Vendredi 9 Mars, l’Union Belge de Football a annoncé laisser tomber le projet d’hymne de la Coupe du Monde 2018 avec Damso Dems. Passée la digestion de l’annonce, ma conclusion: big’up sur eux, ils ont géré de le censurer! Explications.

“Vulgaire, Violent et Ravi d’être là”
Sadek

Depuis un petit temps, on sent un stress constant chez les fans de hip-hop. Suspects des choses qui vont trop bien, il doit y avoir une malédiction qui, un jour, signera la disparition pure et simple du hip-hop, l’esprit, le vrai.

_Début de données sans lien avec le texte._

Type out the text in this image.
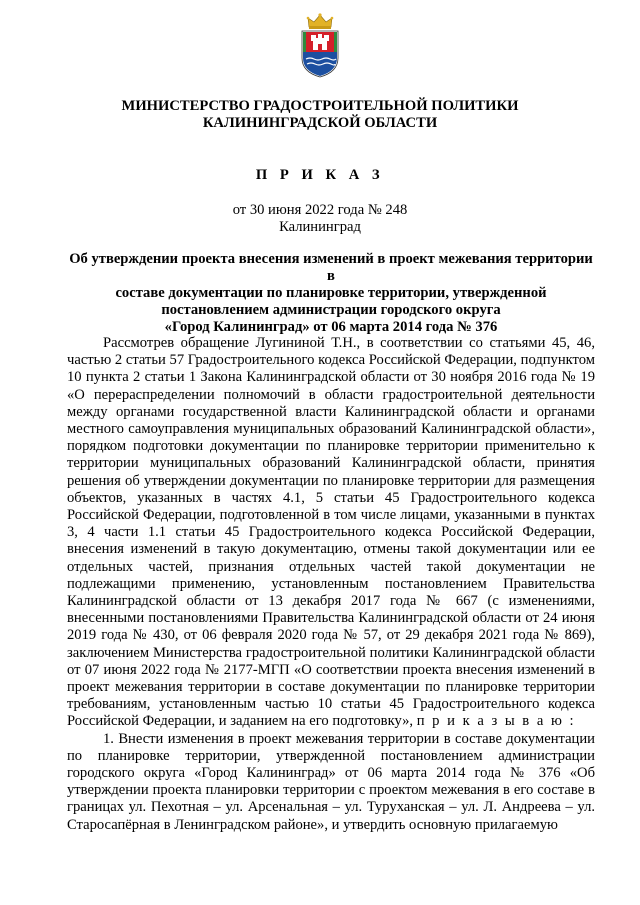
МИНИСТЕРСТВО ГРАДОСТРОИТЕЛЬНОЙ ПОЛИТИКИ
КАЛИНИНГРАДСКОЙ ОБЛАСТИ
П Р И К А З
от 30 июня 2022 года № 248
Калининград
Об утверждении проекта внесения изменений в проект межевания территории в
составе документации по планировке территории, утвержденной
постановлением администрации городского округа
«Город Калининград» от 06 марта 2014 года № 376

Рассмотрев обращение Лугининой Т.Н., в соответствии со статьями 45, 46, частью 2 статьи 57 Градостроительного кодекса Российской Федерации, подпунктом 10 пункта 2 статьи 1 Закона Калининградской области от 30 ноября 2016 года № 19 «О перераспределении полномочий в области градостроительной деятельности между органами государственной власти Калининградской области и органами местного самоуправления муниципальных образований Калининградской области», порядком подготовки документации по планировке территории применительно к территории муниципальных образований Калининградской области, принятия решения об утверждении документации по планировке территории для размещения объектов, указанных в частях 4.1, 5 статьи 45 Градостроительного кодекса Российской Федерации, подготовленной в том числе лицами, указанными в пунктах 3, 4 части 1.1 статьи 45 Градостроительного кодекса Российской Федерации, внесения изменений в такую документацию, отмены такой документации или ее отдельных частей, признания отдельных частей такой документации не подлежащими применению, установленным постановлением Правительства Калининградской области от 13 декабря 2017 года № 667 (с изменениями, внесенными постановлениями Правительства Калининградской области от 24 июня 2019 года № 430, от 06 февраля 2020 года № 57, от 29 декабря 2021 года № 869), заключением Министерства градостроительной политики Калининградской области от 07 июня 2022 года № 2177-МГП «О соответствии проекта внесения изменений в проект межевания территории в составе документации по планировке территории требованиям, установленным частью 10 статьи 45 Градостроительного кодекса Российской Федерации, и заданием на его подготовку», п р и к а з ы в а ю :

1. Внести изменения в проект межевания территории в составе документации по планировке территории, утвержденной постановлением администрации городского округа «Город Калининград» от 06 марта 2014 года № 376 «Об утверждении проекта планировки территории с проектом межевания в его составе в границах ул. Пехотная – ул. Арсенальная – ул. Туруханская – ул. Л. Андреева – ул. Старосапёрная в Ленинградском районе», и утвердить основную прилагаемую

On a déjà perdu pas mal d’anciens avec l’arrivée de la trap, du mumble rap, des vocoders, et autres mutations classiques d’un mouvement artistique en perpétuelle évolution. De mon côté, je guette à espace régulier voir si on est proche ou pas de la prophétie. Et, pour ces dernières années, ça va je trouve, on est encore bien.

J’avoue, j’ai eu mes périodes de doute. En soit, c’est pas tellement ces nouveaux genres qui m’ont dérangé. Même si la première écoute déstabilise parfois: longue vie sur Young Thug, Odd Future, PNL, MHD, Vald, etc. Sauf Kekra. Kekra, c’est coup de foudre musical dès la première note. Ces nouveaux arrivants, même ceux sur lesquels j’accroche moins, sont pas tellement un problème. La richesse actuelle des rayons-playlistes “musique urbaine” fait que ces artistes parviennent à coexister tranquillement avec les productions plus classiques.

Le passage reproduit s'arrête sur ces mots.